Fim da Escravidão no Brasil

Por Caroline Faria
Antes tarde do que nunca! O Brasil foi o último país do mundo a abolir a escravidão e isso aconteceu em 13 de maio de 1888 quando a Rainha Isabel assinou a famosa Lei Áurea. Mas, sejamos sinceros, a escravidão não acabou nem aqui nem no mundo.

É fato que o trabalho escravo passou a ser ilegal naquele ano e que no artigo 149 do Código Penal Brasileiro “reduzir alguém a condição análoga à de escravo...” é considerado crime. Entretanto, não são raros os casos em que estas situações acontecem mesmo hoje em dia.

Naquela época os argumentos anti-abolicionistas eram de que a economia da colônia não sobreviveria sem a mão-de-obra escrava para o trabalho braçal. Entretanto, países como a Inglaterra e os EUA que aboliram a escravidão e passaram a utilizar o trabalho assalariado já em 1833 e 1865, respectivamente, estavam provando exatamente o contrário. Além do quê, começaram a exercer enormes pressões sobre países do mundo todo para que também abolissem a escravidão.

Então o caro leitor deve estar pensando: “-Que altruísmo dos ingleses!”. Mas, não foi bem assim. Os ingleses que estavam em pleno processo de industrialização, viram na mão-de-obra assalariada uma boa oportunidade de aumentar seu mercado consumidor e, ganhar dinheiro! E os ianques, espertos como são, sacaram logo a jogada e trataram de correr atrás de sua fatia do bolo.

Nós como bons descendentes de nossos patrícios opa! Demoramos um pouco para perceber e só 55 anos depois dos ingleses é que criamos a primeira lei no sentido de coibir a escravidão: a “Lei Feijó”, que proibia o tráfico de escravos e considerava livres todos os africanos que chegassem ao Brasil a partir daquela data. Foi aí também que surgiu aquela expressão “para inglês ver”...

Em 1850, uma nova tentativa: é aprovada a “Lei Eusébio de Queiróz” que proíbe o comércio de escravos para o Brasil. Em 1854, a “Lei Nabuco de Araújo” prevê sanções para as autoridades que encobrirem o contrabando e naquele mesmo ano os portugueses decretam a liberdade de todos os escravos em seu território (até eles foram mais rápidos que nós!).

Em 1871 é aprovada a “Lei do Ventre Livre” segundo a qual todos os filhos de escravos nascidos a partir daquela data são livres, porém, (tinha que ter um “porém”) ficam sob a tutela dos senhores até completar 21 anos.

Em 1880 Joaquim Nabuco, deputado pernambucano, cria um projeto de lei que prevê a abolição da escravidão com indenização até 1890 e, no mesmo ano, funda o jornal “O Abolicionista” que é publicado pela primeira vez em 1833.

Em 1884 a escravidão é abolida no Ceará, em Porto Alegre e no Amazonas. Em 1885 e criada a “Lei dos Sexagenários” ou “Lei Saraiva-Cotegipe” que concedia a liberdade aos escravos de mais de sessenta e cinco anos de idade.

Por fim, em 1888 foi assinada a tão esperada Lei Áurea, que pôs fim ao sofrimento de centenas de seres humanos e coroou de êxito a luta de diversos heróis como os que habitaram o Quilombo dos Palmares de 1630 a 1695, ou os escravos que se rebelaram na Bahia em 1809 e 1810, ou os cearenses do quilombo de Catucá em 1817, seus conterrâneos em 1854, novamente os baianos em 1857 e as diversas associações, fundações e sociedades que visavam emancipar o maior número possível de escravos com recursos próprios. Porém, (e lá vem o “porém” de novo...) a escravidão ainda não acabou.

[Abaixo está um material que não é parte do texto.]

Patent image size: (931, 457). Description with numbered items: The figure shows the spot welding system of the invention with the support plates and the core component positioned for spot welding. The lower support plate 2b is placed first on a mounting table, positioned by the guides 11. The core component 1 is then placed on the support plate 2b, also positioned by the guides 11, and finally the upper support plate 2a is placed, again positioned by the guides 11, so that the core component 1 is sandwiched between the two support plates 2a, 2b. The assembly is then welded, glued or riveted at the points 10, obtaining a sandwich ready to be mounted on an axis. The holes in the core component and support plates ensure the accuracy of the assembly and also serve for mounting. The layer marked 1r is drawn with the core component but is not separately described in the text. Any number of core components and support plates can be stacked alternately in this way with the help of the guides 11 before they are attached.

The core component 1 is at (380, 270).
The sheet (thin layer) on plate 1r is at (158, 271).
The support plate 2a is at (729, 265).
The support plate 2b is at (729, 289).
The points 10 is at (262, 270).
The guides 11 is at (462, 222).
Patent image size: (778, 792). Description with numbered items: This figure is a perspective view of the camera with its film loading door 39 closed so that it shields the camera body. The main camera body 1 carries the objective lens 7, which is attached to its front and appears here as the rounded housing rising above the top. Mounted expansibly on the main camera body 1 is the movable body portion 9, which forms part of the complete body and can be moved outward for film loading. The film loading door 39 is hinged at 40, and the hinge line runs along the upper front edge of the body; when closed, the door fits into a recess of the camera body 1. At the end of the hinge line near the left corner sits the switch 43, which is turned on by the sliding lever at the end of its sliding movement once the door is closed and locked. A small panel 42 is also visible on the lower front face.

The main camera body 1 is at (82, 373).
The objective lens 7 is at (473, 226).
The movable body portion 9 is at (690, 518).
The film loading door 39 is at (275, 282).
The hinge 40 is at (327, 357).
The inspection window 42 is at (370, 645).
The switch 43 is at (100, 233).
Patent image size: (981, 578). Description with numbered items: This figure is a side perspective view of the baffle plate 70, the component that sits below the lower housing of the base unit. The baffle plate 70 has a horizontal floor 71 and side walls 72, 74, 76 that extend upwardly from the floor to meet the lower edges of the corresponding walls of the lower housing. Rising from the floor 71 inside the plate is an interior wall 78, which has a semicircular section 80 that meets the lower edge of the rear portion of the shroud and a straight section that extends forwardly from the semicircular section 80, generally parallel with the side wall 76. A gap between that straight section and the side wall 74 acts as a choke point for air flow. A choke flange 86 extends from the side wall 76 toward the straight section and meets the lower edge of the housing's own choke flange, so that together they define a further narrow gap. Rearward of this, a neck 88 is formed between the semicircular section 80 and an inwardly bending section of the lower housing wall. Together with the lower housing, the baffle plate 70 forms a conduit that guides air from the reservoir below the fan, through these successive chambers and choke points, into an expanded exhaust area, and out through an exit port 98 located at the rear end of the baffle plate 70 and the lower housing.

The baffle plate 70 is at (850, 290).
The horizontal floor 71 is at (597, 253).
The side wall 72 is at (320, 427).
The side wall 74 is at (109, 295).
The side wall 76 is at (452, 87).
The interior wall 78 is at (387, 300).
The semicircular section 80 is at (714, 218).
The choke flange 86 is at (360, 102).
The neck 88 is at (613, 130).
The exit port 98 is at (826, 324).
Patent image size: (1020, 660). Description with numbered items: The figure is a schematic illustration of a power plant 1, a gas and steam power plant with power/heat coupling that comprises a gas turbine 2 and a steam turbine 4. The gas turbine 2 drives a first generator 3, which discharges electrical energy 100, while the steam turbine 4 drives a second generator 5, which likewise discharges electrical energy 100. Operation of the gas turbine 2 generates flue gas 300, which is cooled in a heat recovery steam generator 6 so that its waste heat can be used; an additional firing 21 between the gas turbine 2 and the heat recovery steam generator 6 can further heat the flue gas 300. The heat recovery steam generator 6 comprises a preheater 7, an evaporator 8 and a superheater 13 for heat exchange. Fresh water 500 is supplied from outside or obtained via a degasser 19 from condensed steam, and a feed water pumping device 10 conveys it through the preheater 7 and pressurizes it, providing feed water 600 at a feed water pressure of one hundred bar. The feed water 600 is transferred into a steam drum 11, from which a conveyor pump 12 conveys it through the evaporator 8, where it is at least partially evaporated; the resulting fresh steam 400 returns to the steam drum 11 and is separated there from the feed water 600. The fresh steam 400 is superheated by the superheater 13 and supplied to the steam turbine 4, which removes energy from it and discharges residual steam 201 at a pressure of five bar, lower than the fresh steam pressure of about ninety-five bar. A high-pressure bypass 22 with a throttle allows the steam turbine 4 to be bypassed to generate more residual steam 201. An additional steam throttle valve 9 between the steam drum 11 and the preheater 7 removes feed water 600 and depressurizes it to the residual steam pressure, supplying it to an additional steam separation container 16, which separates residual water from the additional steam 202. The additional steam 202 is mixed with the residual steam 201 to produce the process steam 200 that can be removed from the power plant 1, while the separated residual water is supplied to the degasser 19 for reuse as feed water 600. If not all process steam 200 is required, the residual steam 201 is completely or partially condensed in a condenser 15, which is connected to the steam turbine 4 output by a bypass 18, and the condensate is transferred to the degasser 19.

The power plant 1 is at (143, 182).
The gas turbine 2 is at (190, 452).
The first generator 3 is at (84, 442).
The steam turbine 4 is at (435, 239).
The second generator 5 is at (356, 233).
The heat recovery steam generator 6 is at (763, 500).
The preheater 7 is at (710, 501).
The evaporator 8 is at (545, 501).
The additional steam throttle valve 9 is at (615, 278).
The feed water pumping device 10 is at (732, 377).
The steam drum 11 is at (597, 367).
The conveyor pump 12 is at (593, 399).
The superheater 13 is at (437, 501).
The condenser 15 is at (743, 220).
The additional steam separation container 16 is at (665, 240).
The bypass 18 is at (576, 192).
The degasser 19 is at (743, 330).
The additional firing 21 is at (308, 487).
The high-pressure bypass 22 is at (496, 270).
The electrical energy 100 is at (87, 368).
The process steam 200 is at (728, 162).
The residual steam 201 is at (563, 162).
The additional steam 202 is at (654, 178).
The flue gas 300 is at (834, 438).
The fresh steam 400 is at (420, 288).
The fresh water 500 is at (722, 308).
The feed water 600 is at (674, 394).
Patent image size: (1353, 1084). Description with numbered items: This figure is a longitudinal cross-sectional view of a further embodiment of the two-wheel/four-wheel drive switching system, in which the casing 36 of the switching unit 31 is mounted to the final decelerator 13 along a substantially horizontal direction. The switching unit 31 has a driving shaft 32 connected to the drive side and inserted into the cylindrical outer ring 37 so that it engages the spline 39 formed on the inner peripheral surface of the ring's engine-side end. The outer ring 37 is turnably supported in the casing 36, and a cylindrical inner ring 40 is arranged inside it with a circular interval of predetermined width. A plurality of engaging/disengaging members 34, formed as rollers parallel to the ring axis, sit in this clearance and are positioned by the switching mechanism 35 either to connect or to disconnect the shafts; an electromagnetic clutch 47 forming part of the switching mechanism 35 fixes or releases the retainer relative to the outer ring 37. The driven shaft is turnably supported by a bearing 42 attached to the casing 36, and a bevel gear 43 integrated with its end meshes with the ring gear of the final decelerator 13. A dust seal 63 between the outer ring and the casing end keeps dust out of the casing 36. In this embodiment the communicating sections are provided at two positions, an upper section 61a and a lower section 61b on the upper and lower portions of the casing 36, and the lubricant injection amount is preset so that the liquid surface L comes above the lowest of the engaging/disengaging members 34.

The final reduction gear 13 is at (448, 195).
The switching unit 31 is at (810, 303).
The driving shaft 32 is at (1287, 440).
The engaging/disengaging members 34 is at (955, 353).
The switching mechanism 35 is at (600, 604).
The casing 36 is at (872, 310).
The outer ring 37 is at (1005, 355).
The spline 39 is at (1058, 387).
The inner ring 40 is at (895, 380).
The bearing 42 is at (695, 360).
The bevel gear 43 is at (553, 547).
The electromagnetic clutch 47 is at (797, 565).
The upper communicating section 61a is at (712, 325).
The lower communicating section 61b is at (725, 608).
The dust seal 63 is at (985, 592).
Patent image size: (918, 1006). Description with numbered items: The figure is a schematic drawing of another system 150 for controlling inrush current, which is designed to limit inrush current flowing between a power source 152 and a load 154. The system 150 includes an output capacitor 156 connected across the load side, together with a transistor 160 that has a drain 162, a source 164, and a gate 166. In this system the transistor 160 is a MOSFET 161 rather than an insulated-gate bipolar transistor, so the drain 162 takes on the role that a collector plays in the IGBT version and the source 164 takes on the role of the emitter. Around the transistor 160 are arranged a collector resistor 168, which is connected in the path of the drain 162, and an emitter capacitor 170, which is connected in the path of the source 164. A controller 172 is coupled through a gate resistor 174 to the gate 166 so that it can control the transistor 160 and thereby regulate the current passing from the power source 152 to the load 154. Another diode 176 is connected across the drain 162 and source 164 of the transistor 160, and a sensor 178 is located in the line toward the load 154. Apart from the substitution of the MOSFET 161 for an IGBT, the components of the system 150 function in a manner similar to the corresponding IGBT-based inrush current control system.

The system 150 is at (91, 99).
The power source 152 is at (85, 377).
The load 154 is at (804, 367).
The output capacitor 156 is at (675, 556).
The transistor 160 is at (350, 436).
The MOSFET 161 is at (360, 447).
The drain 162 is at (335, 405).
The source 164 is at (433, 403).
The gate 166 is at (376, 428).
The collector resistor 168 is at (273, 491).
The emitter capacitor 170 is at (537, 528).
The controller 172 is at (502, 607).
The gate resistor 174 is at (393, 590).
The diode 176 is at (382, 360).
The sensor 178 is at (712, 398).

No Brasil, desde a criação da Equipe Especial Móvel de Fiscalização do Ministério do Trabalho e Emprego em 1995 até julho de 2006, foram libertos 19,7 mil trabalhadores submetidos a condições análogas a de escravos. Em 2007 houve um recorde: foram resgatados 5.877 trabalhadores. Mas, infelizmente, não é só no Brasil que isso ainda acontece.

Em 2005 foi divulgado um relatório pela OIT (Organização Internacional do Trabalho), “Uma Aliança Global Contra o Trabalho Escravo”, que revelava haver mais de 12 milhões de pessoas no mundo em condições de trabalho escravo e, cerca de 40% a 50% eram crianças.